Building a Trust Calibration Framework
The way out of both failure modes is to build a personal framework for calibrating trust. This framework should be specific to domain and context, because trust calibration varies. You might trust AI more with a first draft of a client email than with a final legal opinion. You might trust AI more with certain kinds of tasks (brainstorming, summarizing existing text) than with others (novel analysis, technical problem-solving).

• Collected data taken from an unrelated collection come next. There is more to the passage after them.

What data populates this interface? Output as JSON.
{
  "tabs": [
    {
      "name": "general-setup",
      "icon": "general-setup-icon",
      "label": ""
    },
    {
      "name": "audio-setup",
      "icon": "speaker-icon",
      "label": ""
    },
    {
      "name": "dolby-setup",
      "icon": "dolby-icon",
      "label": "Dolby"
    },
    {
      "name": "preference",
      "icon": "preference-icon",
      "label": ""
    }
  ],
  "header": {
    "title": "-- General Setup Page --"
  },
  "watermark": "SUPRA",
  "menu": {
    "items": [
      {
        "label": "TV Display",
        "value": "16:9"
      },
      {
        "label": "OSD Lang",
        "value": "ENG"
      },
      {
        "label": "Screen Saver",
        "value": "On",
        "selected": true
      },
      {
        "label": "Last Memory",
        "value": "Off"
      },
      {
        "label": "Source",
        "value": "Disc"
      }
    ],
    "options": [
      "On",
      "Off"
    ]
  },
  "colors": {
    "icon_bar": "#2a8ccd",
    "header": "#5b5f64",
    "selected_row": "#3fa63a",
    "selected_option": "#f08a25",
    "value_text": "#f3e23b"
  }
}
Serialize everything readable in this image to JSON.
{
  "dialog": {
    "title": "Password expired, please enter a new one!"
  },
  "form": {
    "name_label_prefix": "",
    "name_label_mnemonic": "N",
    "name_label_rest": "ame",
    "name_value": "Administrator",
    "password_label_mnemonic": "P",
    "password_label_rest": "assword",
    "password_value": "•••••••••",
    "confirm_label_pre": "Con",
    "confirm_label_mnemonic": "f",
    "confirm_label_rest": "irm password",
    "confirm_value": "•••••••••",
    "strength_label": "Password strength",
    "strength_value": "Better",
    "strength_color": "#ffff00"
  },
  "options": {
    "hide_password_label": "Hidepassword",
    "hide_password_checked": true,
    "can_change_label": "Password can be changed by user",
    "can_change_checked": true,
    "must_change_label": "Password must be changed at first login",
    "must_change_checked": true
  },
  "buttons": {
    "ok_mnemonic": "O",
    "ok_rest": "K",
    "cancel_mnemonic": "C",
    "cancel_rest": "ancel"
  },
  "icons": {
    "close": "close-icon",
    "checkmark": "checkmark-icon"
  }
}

Start by knowing what you're trusting. What, specifically, could go wrong with this output? In a summary, AI might make something up or oversimplify. In a code comment, AI might produce something misleading or incomplete. In a strategy document, AI might miss a key competitive dynamic. Name what could go wrong. That's what you're evaluating for.
Then, know the cost of being wrong. Some work is forgiving. A brainstorm document that's rough is fine — it's meant to be iterative. Some work is not. A customer-facing document is not forgiving. An analysis that informs a major decision is not forgiving. The higher the cost of being wrong, the more carefully you need to evaluate.
Then, know what level of scrutiny makes sense. For low-cost, high-confidence work (a summary of something straightforward, brainstorming on a familiar topic), light scrutiny is enough. You're spot-checking for obvious errors. For high-cost, novel work (a complex analysis you haven't done before, a technical solution in an unfamiliar area), deep scrutiny is needed. You're evaluating logic, checking assumptions, testing conclusions.
Finally, trust your calibration. Once you've decided on a level of scrutiny, use it. Don't second-guess yourself because the output doesn't match how you would have done it. Evaluate it against your outcome standard. Does it meet the standard? If yes, accept it. If no, provide specific feedback about what's missing. Don't rewrite unless rewriting is faster than coaching the executor.